ACTNews, SYRIA – The Covid-19 cases that have spread in every part of the world are also troubling IDPs in Syria. Based on data from the World Health Organization (WHO) as of Thursday (10/14/2021), in Syria, there are more than 37,000 positive cases of Covid-19. This number is also followed by death cases which reached more than 2,000 cases.
Cases of Covid-19 have spiked in rebel-held northwestern Syria over the past month, as health workers warn that the Delta variant is spreading fast with few preventive measures in place to stem the spread. This is exacerbated because measures to prevent the spread of the virus are not optimal.
Most new cases have been concentrated in the cities of Salqin and Harem, in the western Idlib province, where the number of reported cases has multiplied by 14 in a month, according to local medical organizations. On Friday (10/1/2021), the Assistance Coordination Unit, a medical NGO monitoring coronavirus cases, reported 1,417 new cases. This is a record in the region, which has a population of around four million people, many of whom have been internally displaced by the decade-long war.
The Idlib province, which has been under opposition control since 2015, faces major challenges as many hospitals and health facilities have been damaged by attacks.
In June, a hospital in the city of Afrin was targeted, killing at least 18 people, including four hospital employees. In March, a pro-government attack put the Atareb hospital, which served the entire rural population of western Aleppo - around 120,000 people - out of service.
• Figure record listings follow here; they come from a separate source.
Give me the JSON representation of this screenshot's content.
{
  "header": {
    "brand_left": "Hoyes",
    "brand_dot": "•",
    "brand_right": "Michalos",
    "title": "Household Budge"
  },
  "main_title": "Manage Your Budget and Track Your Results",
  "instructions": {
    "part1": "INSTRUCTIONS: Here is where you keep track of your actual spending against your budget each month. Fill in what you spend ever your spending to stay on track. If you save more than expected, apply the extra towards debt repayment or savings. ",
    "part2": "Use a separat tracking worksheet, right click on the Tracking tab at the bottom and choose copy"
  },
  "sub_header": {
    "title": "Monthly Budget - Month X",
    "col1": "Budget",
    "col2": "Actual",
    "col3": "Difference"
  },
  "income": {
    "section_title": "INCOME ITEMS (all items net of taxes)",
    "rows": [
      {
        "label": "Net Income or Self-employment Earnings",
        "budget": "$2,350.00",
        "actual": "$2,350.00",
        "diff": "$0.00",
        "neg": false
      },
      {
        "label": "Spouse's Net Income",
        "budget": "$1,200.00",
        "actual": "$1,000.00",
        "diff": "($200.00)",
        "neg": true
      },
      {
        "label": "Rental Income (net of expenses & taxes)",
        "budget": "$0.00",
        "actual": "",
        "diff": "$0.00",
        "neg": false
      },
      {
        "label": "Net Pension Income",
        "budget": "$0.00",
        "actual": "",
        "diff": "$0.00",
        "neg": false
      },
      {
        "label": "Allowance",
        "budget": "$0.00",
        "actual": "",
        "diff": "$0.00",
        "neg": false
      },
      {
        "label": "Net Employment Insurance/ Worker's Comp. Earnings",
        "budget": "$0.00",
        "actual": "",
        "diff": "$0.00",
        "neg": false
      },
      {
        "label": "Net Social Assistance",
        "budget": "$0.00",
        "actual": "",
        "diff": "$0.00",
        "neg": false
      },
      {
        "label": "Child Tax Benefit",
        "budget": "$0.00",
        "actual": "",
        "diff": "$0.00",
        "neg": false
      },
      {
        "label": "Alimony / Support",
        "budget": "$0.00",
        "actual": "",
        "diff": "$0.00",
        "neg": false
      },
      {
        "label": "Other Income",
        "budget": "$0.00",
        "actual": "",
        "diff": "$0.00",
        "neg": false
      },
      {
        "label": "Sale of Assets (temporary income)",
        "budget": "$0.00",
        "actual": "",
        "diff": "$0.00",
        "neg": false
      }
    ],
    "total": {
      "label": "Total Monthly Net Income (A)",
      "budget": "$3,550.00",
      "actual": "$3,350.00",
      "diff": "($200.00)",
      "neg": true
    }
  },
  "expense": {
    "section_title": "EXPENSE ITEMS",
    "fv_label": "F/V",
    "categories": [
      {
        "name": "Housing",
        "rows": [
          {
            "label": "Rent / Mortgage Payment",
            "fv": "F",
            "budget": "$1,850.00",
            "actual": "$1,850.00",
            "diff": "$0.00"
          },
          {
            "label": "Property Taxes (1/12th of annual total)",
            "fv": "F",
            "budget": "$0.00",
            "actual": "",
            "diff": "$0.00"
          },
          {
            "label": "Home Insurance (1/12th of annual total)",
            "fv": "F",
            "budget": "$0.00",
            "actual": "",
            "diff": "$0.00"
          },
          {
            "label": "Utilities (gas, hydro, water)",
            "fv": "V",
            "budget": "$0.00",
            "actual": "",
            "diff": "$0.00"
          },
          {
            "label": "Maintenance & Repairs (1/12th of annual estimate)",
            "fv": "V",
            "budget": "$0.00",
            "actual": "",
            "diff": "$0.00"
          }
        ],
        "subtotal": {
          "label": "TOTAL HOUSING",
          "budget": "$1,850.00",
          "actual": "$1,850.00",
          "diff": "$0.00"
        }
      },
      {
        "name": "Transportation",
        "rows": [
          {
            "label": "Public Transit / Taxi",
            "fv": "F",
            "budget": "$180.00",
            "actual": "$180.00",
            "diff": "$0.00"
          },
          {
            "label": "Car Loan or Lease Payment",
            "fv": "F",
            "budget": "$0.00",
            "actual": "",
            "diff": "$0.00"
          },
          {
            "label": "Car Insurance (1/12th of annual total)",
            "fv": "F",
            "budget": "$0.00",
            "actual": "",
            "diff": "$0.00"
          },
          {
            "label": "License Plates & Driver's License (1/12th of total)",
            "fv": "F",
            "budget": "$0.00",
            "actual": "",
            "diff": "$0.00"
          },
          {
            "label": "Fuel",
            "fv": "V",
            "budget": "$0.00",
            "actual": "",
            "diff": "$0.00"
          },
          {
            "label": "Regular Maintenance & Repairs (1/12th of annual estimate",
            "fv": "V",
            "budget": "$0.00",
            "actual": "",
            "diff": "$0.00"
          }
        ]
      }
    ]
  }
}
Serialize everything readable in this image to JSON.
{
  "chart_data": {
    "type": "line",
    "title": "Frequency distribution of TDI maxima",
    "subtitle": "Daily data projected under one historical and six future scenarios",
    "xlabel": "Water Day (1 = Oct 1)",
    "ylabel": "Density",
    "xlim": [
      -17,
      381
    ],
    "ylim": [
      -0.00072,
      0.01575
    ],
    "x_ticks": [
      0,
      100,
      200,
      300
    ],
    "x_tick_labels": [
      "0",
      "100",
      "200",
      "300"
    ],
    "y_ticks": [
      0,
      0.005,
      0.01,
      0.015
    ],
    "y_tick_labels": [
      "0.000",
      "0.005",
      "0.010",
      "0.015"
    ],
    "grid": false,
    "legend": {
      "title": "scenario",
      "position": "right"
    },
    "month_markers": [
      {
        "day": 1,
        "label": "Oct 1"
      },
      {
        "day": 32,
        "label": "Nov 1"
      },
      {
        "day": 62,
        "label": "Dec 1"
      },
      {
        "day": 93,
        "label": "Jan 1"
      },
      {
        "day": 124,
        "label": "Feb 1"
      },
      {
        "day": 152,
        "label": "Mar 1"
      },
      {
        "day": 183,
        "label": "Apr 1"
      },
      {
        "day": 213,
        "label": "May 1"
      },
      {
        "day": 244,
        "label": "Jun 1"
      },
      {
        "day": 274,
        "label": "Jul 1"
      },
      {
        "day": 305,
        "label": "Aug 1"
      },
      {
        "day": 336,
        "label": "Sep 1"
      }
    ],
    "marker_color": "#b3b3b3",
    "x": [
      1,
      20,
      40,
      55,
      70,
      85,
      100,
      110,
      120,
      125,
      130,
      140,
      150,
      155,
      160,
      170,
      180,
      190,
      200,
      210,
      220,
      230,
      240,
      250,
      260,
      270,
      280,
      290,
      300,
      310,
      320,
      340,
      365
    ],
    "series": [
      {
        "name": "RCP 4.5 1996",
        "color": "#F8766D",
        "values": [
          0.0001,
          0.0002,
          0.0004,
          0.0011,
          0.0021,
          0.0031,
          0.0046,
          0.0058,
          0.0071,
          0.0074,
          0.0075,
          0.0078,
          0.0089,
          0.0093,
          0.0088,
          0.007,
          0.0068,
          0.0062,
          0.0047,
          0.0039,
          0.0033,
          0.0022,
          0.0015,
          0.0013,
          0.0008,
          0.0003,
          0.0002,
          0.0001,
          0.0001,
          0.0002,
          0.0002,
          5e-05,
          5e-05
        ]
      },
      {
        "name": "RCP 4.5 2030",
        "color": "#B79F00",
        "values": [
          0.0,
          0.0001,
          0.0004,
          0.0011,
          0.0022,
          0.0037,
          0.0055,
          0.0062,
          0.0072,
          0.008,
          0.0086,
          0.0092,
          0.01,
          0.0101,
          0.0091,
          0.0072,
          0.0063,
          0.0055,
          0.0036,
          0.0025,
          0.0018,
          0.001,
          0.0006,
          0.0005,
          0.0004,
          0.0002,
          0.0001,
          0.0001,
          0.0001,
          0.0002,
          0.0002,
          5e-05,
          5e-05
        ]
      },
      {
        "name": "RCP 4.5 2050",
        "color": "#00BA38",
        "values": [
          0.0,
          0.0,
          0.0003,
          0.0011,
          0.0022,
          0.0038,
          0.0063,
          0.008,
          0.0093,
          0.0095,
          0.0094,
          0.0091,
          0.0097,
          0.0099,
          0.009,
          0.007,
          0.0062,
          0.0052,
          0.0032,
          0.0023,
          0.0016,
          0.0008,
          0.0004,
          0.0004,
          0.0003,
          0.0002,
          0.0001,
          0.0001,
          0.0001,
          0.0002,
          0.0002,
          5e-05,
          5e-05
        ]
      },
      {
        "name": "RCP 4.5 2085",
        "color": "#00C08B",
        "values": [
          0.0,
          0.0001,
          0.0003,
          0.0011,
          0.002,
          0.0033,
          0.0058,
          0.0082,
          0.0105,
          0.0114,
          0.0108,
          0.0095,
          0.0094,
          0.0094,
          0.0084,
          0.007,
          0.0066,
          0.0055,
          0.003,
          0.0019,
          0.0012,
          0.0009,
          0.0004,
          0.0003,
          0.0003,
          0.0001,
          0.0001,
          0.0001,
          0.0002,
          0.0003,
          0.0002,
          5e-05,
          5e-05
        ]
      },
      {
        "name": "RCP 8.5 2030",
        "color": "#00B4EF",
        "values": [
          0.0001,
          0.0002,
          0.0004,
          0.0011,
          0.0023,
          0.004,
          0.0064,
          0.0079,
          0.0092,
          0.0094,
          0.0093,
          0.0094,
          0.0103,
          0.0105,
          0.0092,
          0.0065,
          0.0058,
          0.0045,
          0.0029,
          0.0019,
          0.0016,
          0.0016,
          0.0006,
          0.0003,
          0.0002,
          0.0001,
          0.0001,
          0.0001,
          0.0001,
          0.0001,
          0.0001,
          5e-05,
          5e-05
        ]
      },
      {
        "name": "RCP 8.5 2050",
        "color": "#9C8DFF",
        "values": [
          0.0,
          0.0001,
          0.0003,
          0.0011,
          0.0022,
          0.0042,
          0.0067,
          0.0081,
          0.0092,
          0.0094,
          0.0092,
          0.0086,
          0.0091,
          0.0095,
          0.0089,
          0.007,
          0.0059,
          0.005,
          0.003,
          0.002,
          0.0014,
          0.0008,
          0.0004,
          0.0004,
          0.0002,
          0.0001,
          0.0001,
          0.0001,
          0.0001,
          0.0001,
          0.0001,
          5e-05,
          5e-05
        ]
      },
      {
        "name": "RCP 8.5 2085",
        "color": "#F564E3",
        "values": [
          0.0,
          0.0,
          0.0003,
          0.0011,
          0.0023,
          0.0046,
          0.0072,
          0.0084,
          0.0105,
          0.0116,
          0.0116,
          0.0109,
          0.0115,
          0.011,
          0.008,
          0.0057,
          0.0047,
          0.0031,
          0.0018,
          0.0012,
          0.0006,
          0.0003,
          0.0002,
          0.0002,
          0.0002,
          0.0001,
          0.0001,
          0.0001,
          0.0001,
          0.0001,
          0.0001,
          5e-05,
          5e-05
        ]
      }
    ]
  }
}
Meanwhile, nearly a million internally displaced people (IDPs) live in crowded camps near the Syrian-Turkish border in northern Idlib that lack basic services, including water, adding to the pressure on measures to limit the spread of Covid-19. As a result, between 40 and 50 percent of PCR tests administered in the area have come back positive since mid-August, WHO told MEE.
Cases have been reported in children as young as three years old, and patients are overwhelming Covid-19 wards.
“Cases are increasing, deaths happen daily, and some cases are young. Most of the cases are unvaccinated,” Farouk Kishkish, a medical director for Salqin Hospital, told Middle East Eye.
Rama Saifo, another young woman living in Idlib, said a lack of information, as well as widespread poverty, affected the application of some measures.
“Awareness campaigns are limited to some organizations’ Facebook posts,” she told MEE. “The situation of most people, including the displaced, is difficult, so many avoid buying masks,” said Saifo.
For Saifo and many other civilians in northern Syria, the best solution to the ongoing crisis is the vaccine. The slow pace of vaccination, however, has many worried that the recent spike in cases will only further grow in the coming weeks.